Along the route, nine stations will offer brief moments of reflection, prayer, and meditation on the Cross, each completing the same sentence: “Jesus died for …”
Some answers will sound familiar: for the poor and vulnerable; for the overlooked and marginalized; for children and animals; for all creation.
Others are more provocative: for the rich; for those who doubt; for your neighbor who may not share your views; for those living through wars far from our shores — especially in the Holy Lands; for the healing of the nations.
Last year, nearly 200 people participated in the inaugural walk on Church Row, creating a rare moment of shared reflection across denominational and neighborhood lines. A photo essay by Megan Sweas captured its quiet power and public witness.

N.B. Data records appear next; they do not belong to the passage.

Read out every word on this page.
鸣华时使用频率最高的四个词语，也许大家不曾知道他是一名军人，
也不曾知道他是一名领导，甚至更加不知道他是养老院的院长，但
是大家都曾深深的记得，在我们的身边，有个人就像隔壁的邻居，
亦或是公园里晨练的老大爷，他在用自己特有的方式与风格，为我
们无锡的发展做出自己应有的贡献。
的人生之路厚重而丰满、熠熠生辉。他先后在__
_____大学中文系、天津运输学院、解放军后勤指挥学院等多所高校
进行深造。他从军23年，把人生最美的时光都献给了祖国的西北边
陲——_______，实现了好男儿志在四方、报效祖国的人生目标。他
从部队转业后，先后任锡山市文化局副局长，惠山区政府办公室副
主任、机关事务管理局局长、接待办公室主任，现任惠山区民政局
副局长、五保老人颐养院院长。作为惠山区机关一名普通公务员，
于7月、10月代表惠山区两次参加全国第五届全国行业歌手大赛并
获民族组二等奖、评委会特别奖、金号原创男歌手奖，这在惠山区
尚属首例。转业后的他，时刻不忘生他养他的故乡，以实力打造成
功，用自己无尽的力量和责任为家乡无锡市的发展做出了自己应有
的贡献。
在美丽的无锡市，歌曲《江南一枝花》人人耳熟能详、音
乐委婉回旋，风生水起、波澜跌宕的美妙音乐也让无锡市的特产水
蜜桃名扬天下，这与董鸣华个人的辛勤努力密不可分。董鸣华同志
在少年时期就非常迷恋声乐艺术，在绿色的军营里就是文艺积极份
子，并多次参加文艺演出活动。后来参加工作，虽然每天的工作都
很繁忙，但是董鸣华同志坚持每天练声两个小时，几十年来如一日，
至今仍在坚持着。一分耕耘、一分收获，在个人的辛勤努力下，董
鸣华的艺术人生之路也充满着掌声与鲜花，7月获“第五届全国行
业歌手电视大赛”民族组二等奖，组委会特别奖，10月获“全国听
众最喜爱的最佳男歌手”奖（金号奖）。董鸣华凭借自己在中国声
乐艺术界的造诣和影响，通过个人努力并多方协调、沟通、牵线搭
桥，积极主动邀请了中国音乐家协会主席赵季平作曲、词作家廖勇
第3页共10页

San Diegans, like many Americans, are increasingly divided — over immigration reform and the role of agencies like ICE, over voting rights and democratic trust, over war and suffering in the Middle East. It seems easier to sort the world into opposing camps — us and them, right and wrong, deserving and undeserving — than to seek to bridge the divisions.
The Good Friday story confronts ideological divides and transcends one tradition or religion. It insists that the victim of state violence — executed outside the city gate — stands in solidarity with all who are mistreated, excluded, condemned, disappeared or forgotten.

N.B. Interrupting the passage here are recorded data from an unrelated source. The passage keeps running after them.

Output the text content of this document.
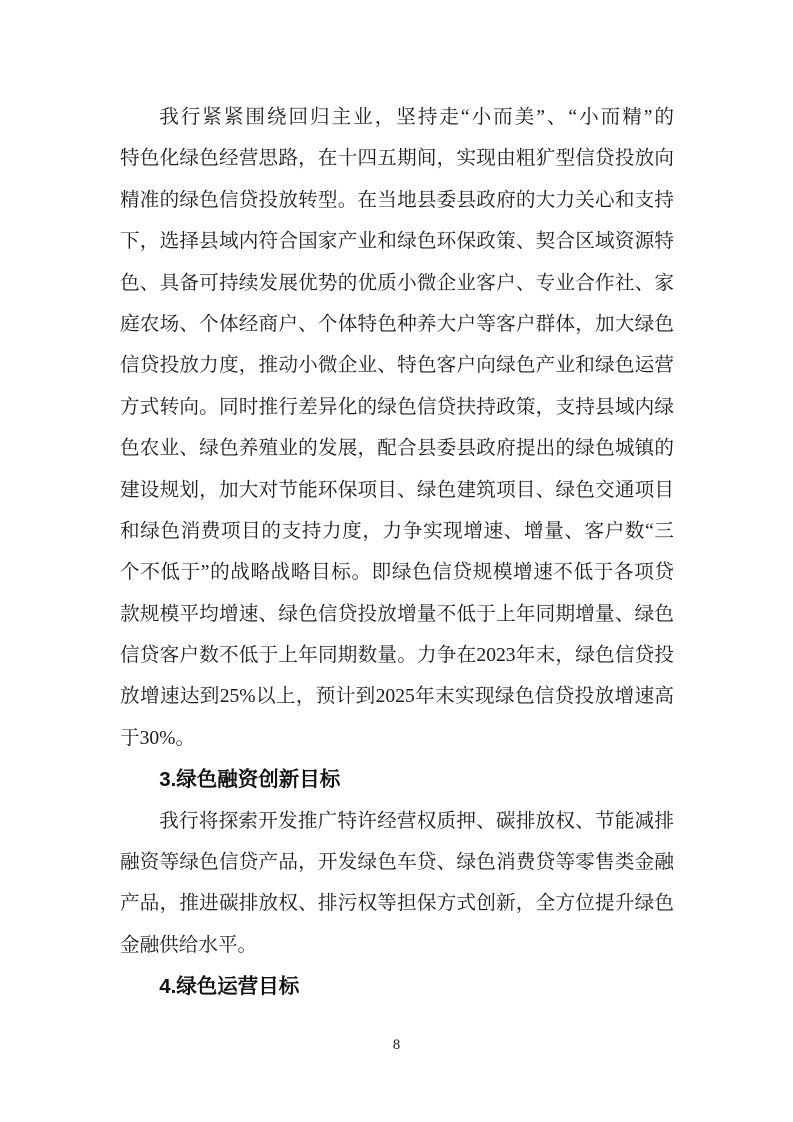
我行紧紧围绕回归主业，坚持走“小而美”、“小而精”的
特色化绿色经营思路，在十四五期间，实现由粗犷型信贷投放向
精准的绿色信贷投放转型。在当地县委县政府的大力关心和支持
下，选择县域内符合国家产业和绿色环保政策、契合区域资源特
色、具备可持续发展优势的优质小微企业客户、专业合作社、家
庭农场、个体经商户、个体特色种养大户等客户群体，加大绿色
信贷投放力度，推动小微企业、特色客户向绿色产业和绿色运营
方式转向。同时推行差异化的绿色信贷扶持政策，支持县域内绿
色农业、绿色养殖业的发展，配合县委县政府提出的绿色城镇的
建设规划，加大对节能环保项目、绿色建筑项目、绿色交通项目
和绿色消费项目的支持力度，力争实现增速、增量、客户数“三
个不低于”的战略战略目标。即绿色信贷规模增速不低于各项贷
款规模平均增速、绿色信贷投放增量不低于上年同期增量、绿色
信贷客户数不低于上年同期数量。力争在2023年末，绿色信贷投
放增速达到25%以上，预计到2025年末实现绿色信贷投放增速高
于30%。
3.绿色融资创新目标
我行将探索开发推广特许经营权质押、碳排放权、节能减排
融资等绿色信贷产品，开发绿色车贷、绿色消费贷等零售类金融
产品，推进碳排放权、排污权等担保方式创新，全方位提升绿色
金融供给水平。
4.绿色运营目标
8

The Ocean Beach walk is not a protest or a political rally. It is a shared act of public reflection at a time when such opportunities are rare. When Catholic, Protestant, evangelical and independent congregations work together, something unusual occurs. Instead of retreating into separate spheres, they step into a common space. Instead of offering a single answer, they pose a question.
Not everyone in San Diego will share the theological convictions behind Good Friday. Nor should they be expected to. But the question it raises belongs to anyone concerned about the kind of community we are becoming:
Who is included in our circle of concern?
Whose suffering counts?
Who belongs — and who remains outside the gate?
On April 3, above the cliffs overlooking the Pacific, on the streets of Ocean Beach, the question of who we include — and who we leave out — will be asked step by step, station by station, as participants reflect on a deeper Good Friday question: Who else did Jesus die for?
Christensen, Ph.D., is a clergy member of the Point Loma Peninsula Faith Leaders and Professor of Theology at Northwind Theological Seminary.